Children are placed in bootcamp settings, and trained in skills such as survival, self-defense, and shooting. Here, Kepesz introduces us to life on campus
In Poland, military schools, summer camps and weekend clubs have existed since the 1920s. Children are placed in bootcamp settings, and trained in skills such as survival, self-defense, and shooting. They are taught to use air rifles, and sometimes replica weapons like machine guns and grenades.
In the summer of 2020, Natalia Kepesz travelled to several such schools across the country, documenting life in the camp. Titled Niewybuch (Polish for unexploded bomb) the series of images was awarded third prize in the portraits stories categories of the World Press Photo Contest 2021, and has since been shortlisted in several awards including Palm Photo Prize, and Luis Valtueña Humanitarian Photography Award.
Through a selection of images from the series, Kepesz introduces us to life on campus.

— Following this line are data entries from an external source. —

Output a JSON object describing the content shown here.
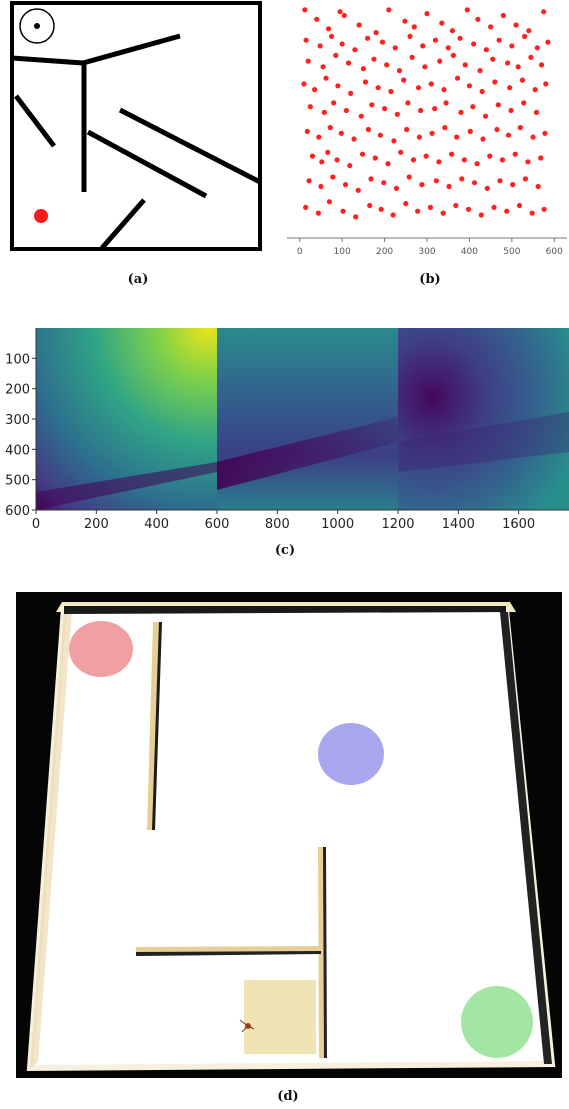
{
  "captions": {
    "a": "(a)",
    "b": "(b)",
    "c": "(c)",
    "d": "(d)"
  },
  "colors": {
    "maze_wall": "#000000",
    "goal_marker": "#ff1a1a",
    "scatter_point": "#ff2020",
    "arena_floor": "#ffffff",
    "arena_background": "#050505",
    "goal_red": "#f0a0a3",
    "goal_blue": "#a7a6ee",
    "goal_green": "#a3e6a3",
    "start_pad": "#f1e4b4"
  },
  "panel_a": {
    "walls_description_icon": "maze-map",
    "agent_icon": "agent-target-icon",
    "goal_icon": "goal-dot-icon"
  },
  "chart_data": [
    {
      "panel": "b",
      "type": "scatter",
      "title": "",
      "xlabel": "",
      "ylabel": "",
      "xlim": [
        -30,
        630
      ],
      "ylim": [
        0,
        600
      ],
      "x_ticks": [
        "0",
        "100",
        "200",
        "300",
        "400",
        "500",
        "600"
      ],
      "grid": false,
      "series": [
        {
          "x": [
            12,
            40,
            68,
            95,
            105,
            140,
            180,
            210,
            248,
            270,
            300,
            335,
            360,
            395,
            420,
            450,
            480,
            510,
            540,
            575,
            15,
            48,
            75,
            100,
            130,
            160,
            195,
            225,
            260,
            290,
            320,
            350,
            378,
            410,
            440,
            470,
            500,
            530,
            560,
            585,
            20,
            55,
            85,
            115,
            150,
            175,
            205,
            235,
            265,
            295,
            330,
            362,
            390,
            425,
            455,
            490,
            515,
            545,
            570,
            10,
            35,
            62,
            90,
            120,
            155,
            185,
            215,
            245,
            280,
            310,
            340,
            372,
            400,
            430,
            460,
            495,
            525,
            555,
            580,
            25,
            58,
            80,
            110,
            145,
            170,
            200,
            230,
            255,
            285,
            318,
            345,
            380,
            408,
            438,
            468,
            498,
            528,
            558,
            18,
            45,
            72,
            98,
            128,
            162,
            190,
            222,
            252,
            282,
            312,
            342,
            370,
            402,
            432,
            465,
            492,
            520,
            550,
            578,
            30,
            52,
            66,
            88,
            118,
            148,
            178,
            208,
            238,
            268,
            298,
            328,
            358,
            388,
            418,
            448,
            478,
            508,
            538,
            568,
            22,
            50,
            78,
            108,
            138,
            168,
            198,
            228,
            258,
            288,
            322,
            352,
            382,
            412,
            442,
            472,
            502,
            532,
            562,
            14,
            44,
            70,
            102,
            132,
            165,
            192,
            220,
            250,
            278,
            308,
            338,
            368,
            398,
            428,
            458,
            488,
            518,
            548,
            576
          ],
          "y": [
            590,
            565,
            540,
            585,
            575,
            550,
            530,
            590,
            560,
            545,
            580,
            555,
            535,
            590,
            565,
            545,
            575,
            550,
            535,
            585,
            510,
            495,
            520,
            500,
            485,
            515,
            505,
            490,
            520,
            495,
            510,
            490,
            515,
            500,
            485,
            510,
            495,
            520,
            490,
            505,
            455,
            440,
            470,
            450,
            435,
            460,
            445,
            430,
            465,
            440,
            455,
            470,
            445,
            430,
            460,
            450,
            440,
            465,
            445,
            395,
            380,
            410,
            390,
            370,
            400,
            385,
            375,
            405,
            385,
            395,
            380,
            410,
            390,
            375,
            400,
            385,
            405,
            380,
            395,
            335,
            320,
            345,
            325,
            310,
            340,
            330,
            315,
            345,
            325,
            330,
            345,
            320,
            335,
            310,
            340,
            325,
            345,
            320,
            270,
            255,
            280,
            265,
            250,
            275,
            260,
            245,
            275,
            255,
            265,
            280,
            255,
            270,
            250,
            275,
            260,
            280,
            255,
            265,
            205,
            190,
            215,
            195,
            180,
            210,
            200,
            185,
            215,
            195,
            205,
            190,
            210,
            195,
            185,
            205,
            195,
            210,
            190,
            200,
            140,
            125,
            150,
            130,
            115,
            145,
            135,
            120,
            150,
            130,
            140,
            125,
            145,
            135,
            120,
            140,
            130,
            145,
            125,
            70,
            55,
            85,
            60,
            45,
            75,
            65,
            50,
            80,
            60,
            70,
            55,
            75,
            65,
            50,
            70,
            60,
            75,
            55,
            65
          ]
        }
      ]
    },
    {
      "panel": "c",
      "type": "heatmap",
      "title": "",
      "xlabel": "",
      "ylabel": "",
      "xlim": [
        0,
        1800
      ],
      "ylim": [
        600,
        0
      ],
      "x_ticks": [
        "0",
        "200",
        "400",
        "600",
        "800",
        "1000",
        "1200",
        "1400",
        "1600"
      ],
      "y_ticks": [
        "100",
        "200",
        "300",
        "400",
        "500",
        "600"
      ],
      "colormap": "viridis",
      "sub_maps": 3
    }
  ]
}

This photograph was taken at at a military camp in Mrzeżyno, in northeast Poland. Piotr, Jurek and Tomek are participating in an exercise simulating an air pollution emergency. Each session lasts around two-to-three hours. First, they march in line into the forest. Then, the various drills are explained and practised. For example, “Someone is injured and needs to be transported for care” or “The enemy has used a chemical weapon and you must crawl to get away”. It was a hot summer’s day. You could tell the children were exhausted, but no child wanted to admit they were tired. Everyone wanted to impress the instructors and they took it very seriously.

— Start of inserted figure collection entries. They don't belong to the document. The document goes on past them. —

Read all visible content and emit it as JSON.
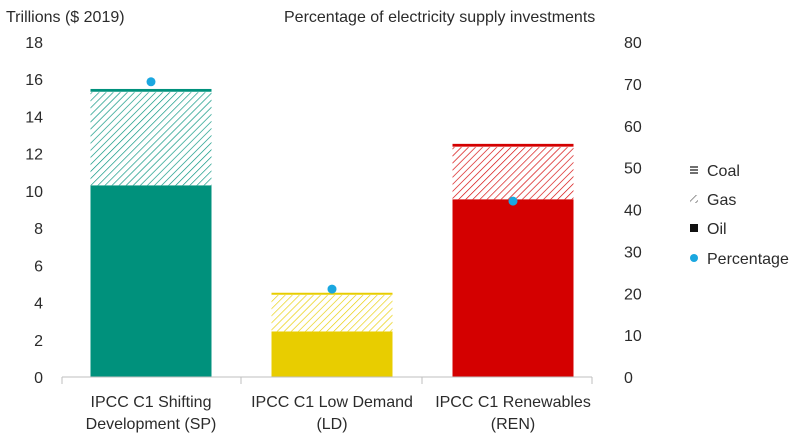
{
  "chart_data": {
    "type": "bar",
    "stacked": true,
    "title": "",
    "ylabel_left": "Trillions ($ 2019)",
    "ylabel_right": "Percentage of electricity supply investments",
    "ylim_left": [
      0,
      18
    ],
    "yticks_left": [
      0,
      2,
      4,
      6,
      8,
      10,
      12,
      14,
      16,
      18
    ],
    "ylim_right": [
      0,
      80
    ],
    "yticks_right": [
      0,
      10,
      20,
      30,
      40,
      50,
      60,
      70,
      80
    ],
    "grid": false,
    "legend_position": "right",
    "categories": [
      [
        "IPCC C1 Shifting",
        "Development (SP)"
      ],
      [
        "IPCC C1 Low Demand",
        "(LD)"
      ],
      [
        "IPCC C1 Renewables",
        "(REN)"
      ]
    ],
    "category_colors": [
      "#00917c",
      "#e8cd00",
      "#d40000"
    ],
    "series": [
      {
        "name": "Oil",
        "pattern": "solid",
        "axis": "left",
        "values": [
          10.3,
          2.45,
          9.55
        ]
      },
      {
        "name": "Gas",
        "pattern": "diagonal-hatch",
        "axis": "left",
        "values": [
          5.0,
          1.95,
          2.8
        ]
      },
      {
        "name": "Coal",
        "pattern": "horizontal-lines",
        "axis": "left",
        "values": [
          0.15,
          0.1,
          0.15
        ]
      },
      {
        "name": "Percentage",
        "type": "scatter",
        "axis": "right",
        "color": "#1aa7e0",
        "values": [
          70.5,
          21.0,
          42.0
        ]
      }
    ],
    "legend": [
      {
        "name": "Coal",
        "symbol": "horizontal-lines"
      },
      {
        "name": "Gas",
        "symbol": "diagonal-hatch"
      },
      {
        "name": "Oil",
        "symbol": "solid"
      },
      {
        "name": "Percentage",
        "symbol": "dot"
      }
    ]
  }
}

This is where the children live. Each room had two bunk beds, with just the bare necessities and no real comforts. There is a kitchen on the premises, where the children go to eat three meals a day. Just like the military, the children had to gather before, and march in a line to the dining hall. Everyone was assigned a seat. The food was simple, but okay. There was little time for socialising outside of training. Sometimes there was a campfire for all the children in the evening.

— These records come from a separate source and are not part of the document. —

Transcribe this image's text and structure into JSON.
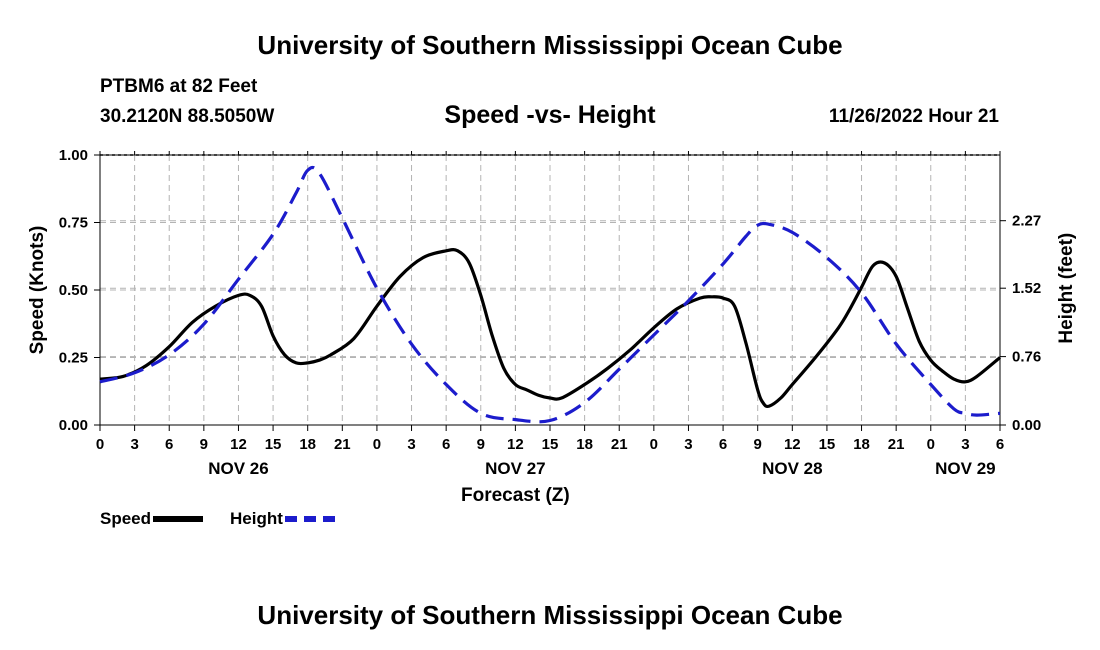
{
  "header": {
    "title": "University of Southern Mississippi Ocean Cube",
    "station": "PTBM6 at 82 Feet",
    "coords": "30.2120N  88.5050W",
    "timestamp": "11/26/2022 Hour 21"
  },
  "footer": {
    "title": "University of Southern Mississippi Ocean Cube"
  },
  "legend": {
    "speed_label": "Speed",
    "height_label": "Height"
  },
  "colors": {
    "speed": "#000000",
    "height": "#1c1ccc",
    "grid": "#b4b4b4"
  },
  "chart_data": {
    "type": "line",
    "title": "Speed -vs- Height",
    "xlabel": "Forecast (Z)",
    "ylabel": "Speed (Knots)",
    "y2label": "Height (feet)",
    "xlim": [
      0,
      78
    ],
    "ylim": [
      0,
      1
    ],
    "y2lim": [
      0,
      3.0
    ],
    "xticks": [
      0,
      3,
      6,
      9,
      12,
      15,
      18,
      21,
      24,
      27,
      30,
      33,
      36,
      39,
      42,
      45,
      48,
      51,
      54,
      57,
      60,
      63,
      66,
      69,
      72,
      75,
      78
    ],
    "xtick_labels": [
      "0",
      "3",
      "6",
      "9",
      "12",
      "15",
      "18",
      "21",
      "0",
      "3",
      "6",
      "9",
      "12",
      "15",
      "18",
      "21",
      "0",
      "3",
      "6",
      "9",
      "12",
      "15",
      "18",
      "21",
      "0",
      "3",
      "6"
    ],
    "day_labels": [
      {
        "text": "NOV 26",
        "x": 12
      },
      {
        "text": "NOV 27",
        "x": 36
      },
      {
        "text": "NOV 28",
        "x": 60
      },
      {
        "text": "NOV 29",
        "x": 75
      }
    ],
    "yticks": [
      0,
      0.25,
      0.5,
      0.75,
      1.0
    ],
    "ytick_labels": [
      "0.00",
      "0.25",
      "0.50",
      "0.75",
      "1.00"
    ],
    "y2ticks": [
      0,
      0.76,
      1.52,
      2.27
    ],
    "y2tick_labels": [
      "0.00",
      "0.76",
      "1.52",
      "2.27"
    ],
    "series": [
      {
        "name": "Speed",
        "axis": "left",
        "style": "solid",
        "x": [
          0,
          2,
          4,
          6,
          8,
          10,
          12,
          13,
          14,
          15,
          16,
          17,
          18,
          19,
          20,
          22,
          24,
          26,
          28,
          30,
          31,
          32,
          33,
          34,
          35,
          36,
          37,
          38,
          39,
          40,
          42,
          44,
          46,
          48,
          50,
          52,
          53,
          54,
          55,
          56,
          57,
          57.5,
          58,
          59,
          60,
          62,
          64,
          65,
          66,
          67,
          68,
          69,
          70,
          71,
          72,
          73,
          74,
          75,
          76,
          78
        ],
        "values": [
          0.17,
          0.18,
          0.22,
          0.29,
          0.38,
          0.44,
          0.48,
          0.48,
          0.44,
          0.33,
          0.26,
          0.23,
          0.23,
          0.24,
          0.26,
          0.32,
          0.44,
          0.55,
          0.62,
          0.645,
          0.645,
          0.6,
          0.48,
          0.33,
          0.21,
          0.15,
          0.13,
          0.11,
          0.1,
          0.1,
          0.15,
          0.21,
          0.28,
          0.36,
          0.43,
          0.47,
          0.475,
          0.47,
          0.44,
          0.3,
          0.13,
          0.08,
          0.07,
          0.1,
          0.15,
          0.25,
          0.36,
          0.43,
          0.51,
          0.59,
          0.6,
          0.55,
          0.43,
          0.31,
          0.24,
          0.2,
          0.17,
          0.16,
          0.18,
          0.25
        ]
      },
      {
        "name": "Height",
        "axis": "right",
        "style": "dashed",
        "x": [
          0,
          3,
          6,
          9,
          12,
          15,
          17,
          18,
          19,
          21,
          24,
          27,
          30,
          33,
          36,
          39,
          42,
          45,
          48,
          51,
          54,
          56,
          57,
          58,
          60,
          63,
          66,
          69,
          72,
          74,
          75,
          76,
          78
        ],
        "values": [
          0.48,
          0.58,
          0.78,
          1.12,
          1.62,
          2.12,
          2.58,
          2.83,
          2.8,
          2.3,
          1.52,
          0.9,
          0.45,
          0.13,
          0.06,
          0.05,
          0.25,
          0.62,
          1.0,
          1.38,
          1.79,
          2.1,
          2.22,
          2.23,
          2.14,
          1.86,
          1.47,
          0.9,
          0.45,
          0.18,
          0.13,
          0.11,
          0.13
        ]
      }
    ]
  }
}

Some things in the camp were prepared professionally, while others were simply improvised. Not all of the people who ran the camp were from the military. Some of them were young adults who saw it as an adventure or a survival. This is Arek, one of the instructors of a group where the children were reenacting war games in the forest. There were about 10 groups in the camp. Each one had a different focus, like shooting and defence; there was also a special group for live action role-playing.
Here, Karol is playing the role of an injured person in an exercise simulating a terrorist attack. The children were divided into groups: soldiers, terrorists and victims. The terrorists barricaded themselves in the dormitories, and the soldiers task was to “liberate” the house. This game went on all day, and the children took the roles very seriously. The smallest children were given the role of victims, and placed at various points throughout the dorms. The children had to take these roles very seriously, because the soldiers were trained to check where the victims were dead, or just injured in need of care.
Ola is a student at the Liceum Wojskowo-Policyjne, a military and police high school. She was proud and happy to be at this school; she said it would provide her with job opportunities, and teach her important lessons like organisation and obedience. I took this portrait in a classroom after everyone else had left. She chose how she wanted to sit, and I wanted to give her the space to present herself. At the same time, it was important to me that the children noticed the camera and looked in. So that their gaze can communicate how they feel and what they experience. For me, this contradiction is also important. Ola is a teenager, an age where you want to be an individual, where the personality is developing. In the military, all are equal. Still, even though she wears a uniform, her eyebrows bring a little contradiction – something individual.